Pokazał mu metalową kulkę ciemnej barwy.
— Zdaje mi się, że to jest metal drukarski.
— Weź w rękę…
Wokulski wziął kulkę i aż zdziwił się, tak była ciężka.
— To jest platyna — rzekł.
— Platyna?… — powtórzył Geist z drwiącym uśmiechem. — Oto masz platynę…
I podał mu tej samej wielkości kulkę platynową. Wokulski przekładał obie z rąk do rąk; zdziwienie jego wzrosło.
— To jest chyba ze dwa razy cięższe od platyny?… — szepnął.
— A tak… tak!… — śmiał się Geist. — Nawet jeden z moich przyjaciół akademików nazwał to „komprymowaną platyną”… Dobry wyraz, co? na oznaczenie metalu, którego ciężar gatunkowy wynosi 30,7 g… Oni tak zawsze. Ile razy uda im się wynaleźć nazwę dla nowej rzeczy, zaraz mówią, że ją wytłomaczyli na zasadzie już poznanych praw natury. Przepyszne osły… najmędrsze ze wszystkich, jakimi roi się tak zwana ludzkość… A to znasz? — dodał.
— No, to jest sztabka szklana — odparł Wokulski.
— Cha! cha!… — śmiał się Geist. — Weź do ręki, przypatrz się… Prawda, że ciekawe szkło?… Cięższe od żelaza, z odłamem ziarnistym, wyborny przewodnik ciepła i elektryczności, pozwala się strugać… Prawda, jak to szkło dobrze udaje metal?… Może chcesz je rozgrzać albo kuć młotem?…
Wokulski przetarł oczy. Nie ulega kwestii, że takiego szkła nie widziano na świecie.
— A to?… — spytał Geist pokazując mu inny kawałek metalu.
— To chyba stal…
— Nie sód i nie potas?… — pytał Geist.
— Nie.
— Weźże do rąk tę stal…
Tu już podziw Wokulskiego przeszedł w pewien rodzaj zaniepokojenia: owa rzekoma stal była lekką jak płatek bibułki.
— Chyba jest pusta w środku?…
— Więc przetnij tę sztabkę, a jeżeli nie masz czym, przyjedź do mnie. Zobaczysz tam nierównie więcej podobnych osobliwości i będziesz mógł robić z nimi próby, jakie ci się podoba.

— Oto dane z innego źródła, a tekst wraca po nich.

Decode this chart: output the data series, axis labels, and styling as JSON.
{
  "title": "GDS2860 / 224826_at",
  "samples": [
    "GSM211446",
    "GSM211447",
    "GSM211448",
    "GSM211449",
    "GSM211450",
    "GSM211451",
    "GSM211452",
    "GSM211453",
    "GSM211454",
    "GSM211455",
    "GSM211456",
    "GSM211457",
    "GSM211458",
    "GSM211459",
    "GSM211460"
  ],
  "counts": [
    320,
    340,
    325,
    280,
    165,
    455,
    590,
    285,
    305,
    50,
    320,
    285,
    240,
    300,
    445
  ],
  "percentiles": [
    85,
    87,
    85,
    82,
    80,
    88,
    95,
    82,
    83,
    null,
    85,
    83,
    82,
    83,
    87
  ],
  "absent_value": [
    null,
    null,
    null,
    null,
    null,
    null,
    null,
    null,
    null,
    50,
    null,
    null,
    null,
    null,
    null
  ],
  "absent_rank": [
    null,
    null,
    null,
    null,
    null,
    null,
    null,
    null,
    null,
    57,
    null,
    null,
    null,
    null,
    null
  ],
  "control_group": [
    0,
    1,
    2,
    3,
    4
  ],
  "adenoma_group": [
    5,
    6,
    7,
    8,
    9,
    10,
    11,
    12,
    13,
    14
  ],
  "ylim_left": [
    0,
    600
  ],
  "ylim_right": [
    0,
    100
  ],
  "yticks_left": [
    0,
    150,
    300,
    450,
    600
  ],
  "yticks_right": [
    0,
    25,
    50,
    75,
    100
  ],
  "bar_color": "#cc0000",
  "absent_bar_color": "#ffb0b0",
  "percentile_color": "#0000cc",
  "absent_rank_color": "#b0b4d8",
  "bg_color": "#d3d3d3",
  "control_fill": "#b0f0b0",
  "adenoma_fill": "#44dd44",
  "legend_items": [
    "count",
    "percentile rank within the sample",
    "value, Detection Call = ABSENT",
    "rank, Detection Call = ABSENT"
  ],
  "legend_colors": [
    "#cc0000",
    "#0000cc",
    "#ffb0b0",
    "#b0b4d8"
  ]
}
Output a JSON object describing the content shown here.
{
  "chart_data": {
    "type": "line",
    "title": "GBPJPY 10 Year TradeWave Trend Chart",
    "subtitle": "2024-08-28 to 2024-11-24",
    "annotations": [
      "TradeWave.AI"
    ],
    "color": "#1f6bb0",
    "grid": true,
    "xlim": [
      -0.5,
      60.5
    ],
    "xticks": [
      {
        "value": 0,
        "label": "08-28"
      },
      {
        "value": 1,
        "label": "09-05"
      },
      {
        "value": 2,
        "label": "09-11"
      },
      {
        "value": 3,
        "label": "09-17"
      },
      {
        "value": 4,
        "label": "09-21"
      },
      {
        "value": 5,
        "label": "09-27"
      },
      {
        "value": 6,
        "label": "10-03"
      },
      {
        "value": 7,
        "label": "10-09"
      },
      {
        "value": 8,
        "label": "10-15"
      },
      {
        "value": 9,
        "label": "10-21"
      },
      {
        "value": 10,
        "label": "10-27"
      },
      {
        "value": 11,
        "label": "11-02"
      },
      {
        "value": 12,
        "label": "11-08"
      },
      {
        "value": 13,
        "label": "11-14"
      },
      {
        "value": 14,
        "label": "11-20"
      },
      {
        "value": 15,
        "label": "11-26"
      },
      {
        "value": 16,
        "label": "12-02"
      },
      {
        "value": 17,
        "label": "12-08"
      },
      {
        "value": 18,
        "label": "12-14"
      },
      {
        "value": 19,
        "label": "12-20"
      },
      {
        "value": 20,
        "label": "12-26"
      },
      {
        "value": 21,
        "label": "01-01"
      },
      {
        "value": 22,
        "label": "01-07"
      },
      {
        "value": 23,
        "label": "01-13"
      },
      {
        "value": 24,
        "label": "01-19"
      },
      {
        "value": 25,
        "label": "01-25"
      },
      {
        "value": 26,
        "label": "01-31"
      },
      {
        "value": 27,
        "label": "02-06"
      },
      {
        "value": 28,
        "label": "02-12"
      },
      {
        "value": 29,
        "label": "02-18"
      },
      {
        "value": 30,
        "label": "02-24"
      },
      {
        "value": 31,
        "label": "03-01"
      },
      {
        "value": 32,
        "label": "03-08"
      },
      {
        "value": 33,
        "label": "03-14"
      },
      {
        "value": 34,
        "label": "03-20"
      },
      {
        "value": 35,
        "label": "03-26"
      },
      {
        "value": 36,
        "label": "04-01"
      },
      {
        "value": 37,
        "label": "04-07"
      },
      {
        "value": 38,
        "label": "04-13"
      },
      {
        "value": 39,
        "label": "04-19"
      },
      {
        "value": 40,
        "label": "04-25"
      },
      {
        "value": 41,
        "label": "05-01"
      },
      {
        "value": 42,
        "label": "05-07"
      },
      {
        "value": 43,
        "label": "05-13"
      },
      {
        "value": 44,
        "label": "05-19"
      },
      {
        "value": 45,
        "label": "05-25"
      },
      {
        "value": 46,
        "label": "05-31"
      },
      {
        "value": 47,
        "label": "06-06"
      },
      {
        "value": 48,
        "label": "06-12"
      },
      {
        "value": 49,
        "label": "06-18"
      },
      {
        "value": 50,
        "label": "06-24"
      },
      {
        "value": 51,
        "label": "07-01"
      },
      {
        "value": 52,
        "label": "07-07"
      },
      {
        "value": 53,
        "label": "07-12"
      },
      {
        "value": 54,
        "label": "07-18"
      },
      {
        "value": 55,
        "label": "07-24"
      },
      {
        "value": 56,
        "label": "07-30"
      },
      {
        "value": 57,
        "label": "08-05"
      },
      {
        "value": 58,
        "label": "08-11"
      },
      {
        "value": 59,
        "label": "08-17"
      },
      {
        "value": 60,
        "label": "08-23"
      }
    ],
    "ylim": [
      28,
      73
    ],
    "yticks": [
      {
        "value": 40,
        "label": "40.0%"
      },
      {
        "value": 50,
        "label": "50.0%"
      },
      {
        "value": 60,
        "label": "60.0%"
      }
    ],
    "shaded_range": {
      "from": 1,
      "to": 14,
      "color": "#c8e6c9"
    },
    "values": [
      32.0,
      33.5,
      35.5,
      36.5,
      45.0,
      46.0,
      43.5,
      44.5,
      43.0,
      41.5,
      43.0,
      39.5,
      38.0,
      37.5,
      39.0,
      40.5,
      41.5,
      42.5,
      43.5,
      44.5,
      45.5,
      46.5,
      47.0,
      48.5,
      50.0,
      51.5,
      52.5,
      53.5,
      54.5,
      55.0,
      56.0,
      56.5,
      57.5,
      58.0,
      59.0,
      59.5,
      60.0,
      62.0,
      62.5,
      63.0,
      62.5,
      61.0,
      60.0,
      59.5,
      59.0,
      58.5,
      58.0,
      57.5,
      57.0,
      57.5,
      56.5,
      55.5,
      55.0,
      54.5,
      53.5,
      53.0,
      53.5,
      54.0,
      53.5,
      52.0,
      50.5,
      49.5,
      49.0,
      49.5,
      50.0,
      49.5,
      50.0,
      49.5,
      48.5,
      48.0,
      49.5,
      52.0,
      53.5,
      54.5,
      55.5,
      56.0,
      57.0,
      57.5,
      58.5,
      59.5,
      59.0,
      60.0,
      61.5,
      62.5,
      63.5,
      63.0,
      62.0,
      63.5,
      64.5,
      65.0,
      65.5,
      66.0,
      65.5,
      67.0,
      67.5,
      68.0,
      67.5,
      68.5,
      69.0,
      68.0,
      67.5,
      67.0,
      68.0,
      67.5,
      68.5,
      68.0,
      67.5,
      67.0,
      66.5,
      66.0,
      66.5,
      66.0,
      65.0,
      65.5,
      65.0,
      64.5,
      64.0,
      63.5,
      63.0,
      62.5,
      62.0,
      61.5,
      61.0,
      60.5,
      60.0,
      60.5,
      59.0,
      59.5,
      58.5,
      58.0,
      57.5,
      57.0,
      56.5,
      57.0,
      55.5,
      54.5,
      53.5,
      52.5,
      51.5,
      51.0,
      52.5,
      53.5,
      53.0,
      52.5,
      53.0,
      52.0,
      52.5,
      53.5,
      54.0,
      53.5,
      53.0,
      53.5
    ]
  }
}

Wokulski oglądał po kolei ów metal cięższy od platyny, drugi metal przeźroczysty, trzeci lżejszy od puchu… Dopóki trzymał je w rękach, wydawały mu się rzeczami najnaturalniejszymi pod słońcem: cóż jest bowiem naturalniejszego aniżeli przedmiot, który oddziaływa na zmysły? Lecz gdy oddał próbki Geistowi, ogarniało go zdziwienie i niedowierzanie, zdziwienie i obawa. Więc znowu oglądał je, kręcił głową, wierzył i wątpił na przemian.